More detailed information about the bootstrap method can be found via this link. https://en.wikipedia.org/wiki/Bootstrapping_(statistics)

For example if an interim analysis is performed with just 10 subjects with primary parameter a change from baseline. Then there is not enough information to determine accurate estimates for the standard error of the mean. The bootstrap method picks randomly 10 observations from this dataset with replacement and repeats that 10, 20, 100 or 1000 times. The more often this is performed, the better estimates are possible for the standard error of the mean.
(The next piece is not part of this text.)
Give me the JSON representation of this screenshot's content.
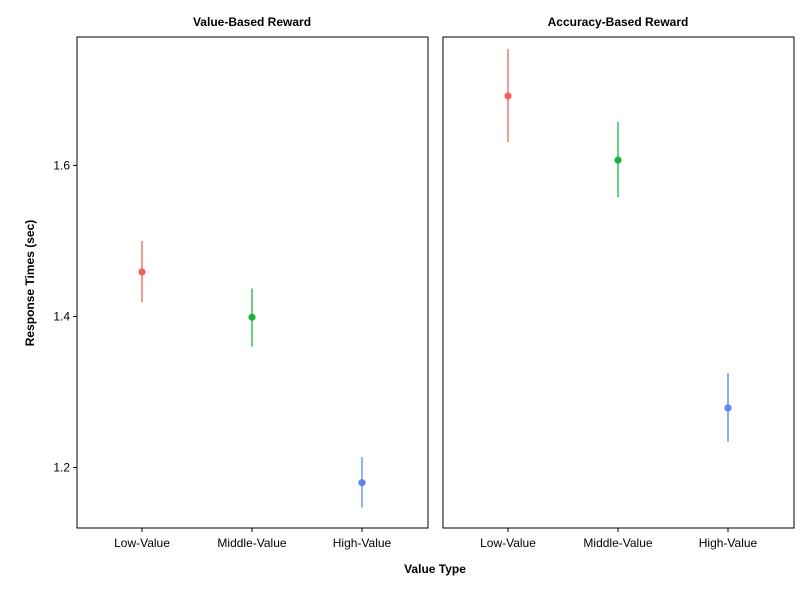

Below the actual SAS program with comments included:


/* Create a datasets _ORIG with 10 random numbers */

DATA _orig;
      DROP j;
      DO j = 1 TO 10;
             x = Ranuni(1); /* Random numbers ranging from 0 to 1 from the uniform
                               distribution. Other distributions e.g. the normal
                               distribution are also fine. Because the seed > 0 each
                               run will create an identical dataset as the previous run */
             z = j; /* Marker for the jth observation. This makes it easier to
                       identify which observations occur more often in the dataset
                       BOOT&j in the next datastep */
             OUTPUT;
       END;
RUN;
%macro bootstrap;
  %do j=1 %to 1000; /* Create 1000 datasets with 10 samples with
                       replacement from dataset _ORIG */
  DATA boot&j;
      /* Pick 10 times randomly a number with replacement
         from the dataset _ORIG */
          DO obsi = 1 TO 10;
            k = Ceil(ranuni(0)*10);
              /* Use the CEIL function. If the Round function is used, also 0
                 would be a possible outcome and the 0th observation does not exist, 
                 but no ERROR/WARNING will appear in the SAS log! Besides that the
                 10th observation will then have a probability of 5% to be selected,
                 which makes the selection less random. 
                 Using seed = 0 means that the time of the day is used to initialize 
                 the seed stream. If a seed > 0 is used all datasets BOOT&j will be
                 identical! 
                 Here use only the uniform distribution to make sure that the 
                 observation numbers 1 to 10 have equal probability to be selected. */

        SET _orig Point=k;
              /* The POINT option points to the kth observation to be selected.
                 Because k is a random number ranging from 1 to 10 every time the
                 'Obsi' loop starts, some numbers may appear more than once, 
                 which reflects the resampling 'with replacement' element of the
                 Bootstrap method. */

            seqnum = &j; /* To identify the dataset, later to be used as BY
                            variable for e.g. PROC MEANS */

            OUTPUT;
            END;

    STOP; /* Mandatory for POINT= option */

  RUN;
  %end;

%mend bootstrap;

%bootstrap;

As a next step a PROC MEANS can be used to estimate the mean for each dataset BOOT&j and based on those means calculate the standard deviation of the mean. Another possibility is to append the datasets BOOT1 to BOOT1000 and use PROC MEANS with a BY statement, BY seqnum;

DATA total;
  %macro append;
    SET %do n=1 %to 1000; BOOT&n %end;
    ;
  %mend append;
%append;
RUN;